It'd be very convenient to be able to specify an S3 API key/secret in the EC2 plugin configuration, then an S3 bucket ID and file name for worker configurations. If provided, the EC2 plugin could fetch that file and run it as a setup script instead of / before running the "Init script" from the node config.

If not configured the filename could default to the node description.

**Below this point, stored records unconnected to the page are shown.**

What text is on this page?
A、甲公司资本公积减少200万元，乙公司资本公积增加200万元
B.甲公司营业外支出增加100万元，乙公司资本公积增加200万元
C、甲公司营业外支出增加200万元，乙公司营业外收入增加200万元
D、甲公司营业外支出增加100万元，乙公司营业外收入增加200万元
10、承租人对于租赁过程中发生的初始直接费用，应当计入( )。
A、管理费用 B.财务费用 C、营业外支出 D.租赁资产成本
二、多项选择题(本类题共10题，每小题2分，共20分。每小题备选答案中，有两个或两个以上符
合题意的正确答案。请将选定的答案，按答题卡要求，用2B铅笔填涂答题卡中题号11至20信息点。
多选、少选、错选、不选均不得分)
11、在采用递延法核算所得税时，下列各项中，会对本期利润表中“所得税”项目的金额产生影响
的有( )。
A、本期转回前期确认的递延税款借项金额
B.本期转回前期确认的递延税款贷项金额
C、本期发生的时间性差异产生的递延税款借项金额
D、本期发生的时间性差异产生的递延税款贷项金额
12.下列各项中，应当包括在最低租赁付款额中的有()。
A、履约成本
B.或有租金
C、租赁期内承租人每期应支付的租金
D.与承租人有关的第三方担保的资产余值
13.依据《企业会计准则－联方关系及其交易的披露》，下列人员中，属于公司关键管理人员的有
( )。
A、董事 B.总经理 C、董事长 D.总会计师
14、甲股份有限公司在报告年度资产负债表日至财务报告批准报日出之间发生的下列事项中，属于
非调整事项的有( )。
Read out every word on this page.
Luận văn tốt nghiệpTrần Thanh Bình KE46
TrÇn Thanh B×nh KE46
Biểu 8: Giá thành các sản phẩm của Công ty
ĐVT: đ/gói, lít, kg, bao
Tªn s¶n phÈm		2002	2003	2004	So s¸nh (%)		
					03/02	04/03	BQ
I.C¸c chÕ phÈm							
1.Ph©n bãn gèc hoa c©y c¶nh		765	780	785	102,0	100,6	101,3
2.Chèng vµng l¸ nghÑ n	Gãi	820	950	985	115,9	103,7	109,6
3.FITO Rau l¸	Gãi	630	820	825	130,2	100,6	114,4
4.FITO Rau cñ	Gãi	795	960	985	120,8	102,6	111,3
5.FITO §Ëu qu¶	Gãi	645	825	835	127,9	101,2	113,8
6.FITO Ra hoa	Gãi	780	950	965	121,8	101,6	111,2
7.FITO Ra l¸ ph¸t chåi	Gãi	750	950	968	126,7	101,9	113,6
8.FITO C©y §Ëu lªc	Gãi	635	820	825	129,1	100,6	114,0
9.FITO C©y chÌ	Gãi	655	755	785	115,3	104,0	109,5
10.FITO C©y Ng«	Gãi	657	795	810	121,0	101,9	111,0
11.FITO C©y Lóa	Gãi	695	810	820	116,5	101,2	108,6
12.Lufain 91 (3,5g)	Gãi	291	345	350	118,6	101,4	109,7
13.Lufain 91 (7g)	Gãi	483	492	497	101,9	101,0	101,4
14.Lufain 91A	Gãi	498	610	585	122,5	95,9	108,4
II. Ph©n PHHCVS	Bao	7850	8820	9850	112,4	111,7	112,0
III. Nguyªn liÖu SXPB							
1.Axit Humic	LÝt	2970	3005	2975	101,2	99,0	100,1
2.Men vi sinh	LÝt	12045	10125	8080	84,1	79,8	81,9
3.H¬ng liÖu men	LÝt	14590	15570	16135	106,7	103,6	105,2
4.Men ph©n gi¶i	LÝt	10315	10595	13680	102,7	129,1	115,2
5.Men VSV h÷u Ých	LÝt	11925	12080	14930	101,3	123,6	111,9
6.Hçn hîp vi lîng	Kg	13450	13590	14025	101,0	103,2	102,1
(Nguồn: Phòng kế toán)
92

Right now I'm using signed URLs but in addition to that being a pain to manage, JENKINS-23788 shows that it's also a bit tricky to get the init scripts to manage them quite right. e.g. this:

#!/bin/bash
curl -L -s "http://2q-jenkins-resources.s3.amazonaws.com/amazonlinux201209_jenkins_instancesetup.sh?AWSAccessKeyId=AKIAJZPC6FQAU4REUX2A&Expires=1670373735&Signature=nnnwC%2Fjmc8F69ZR5GGMnyf%2BVZ64%3D" | sudo bash

looks fine, but fails with a really confusing error if there are any problems fetching the script; a correct one looks more like:

set -o pipefail
if ! curl -L -s --fail 'http://2q-jenkins-resources.s3.amazonaws.com/amazonlinux201209_jenkins_instancesetup.sh?AWSAccessKeyId=AKIAJZPC6FQAU4REUX2A&Expires=1670373735&Signature=nnnwC%2Fjmc8F69ZR5GGMnyf%2BVZ64%3D' | bash; then 
  echo "Setup script failed"
fi

which is starting to get a bit copy-and-paste'y.

Just an idea - it's not something I expect to pursue at this point, but I thought it was worth putting out there.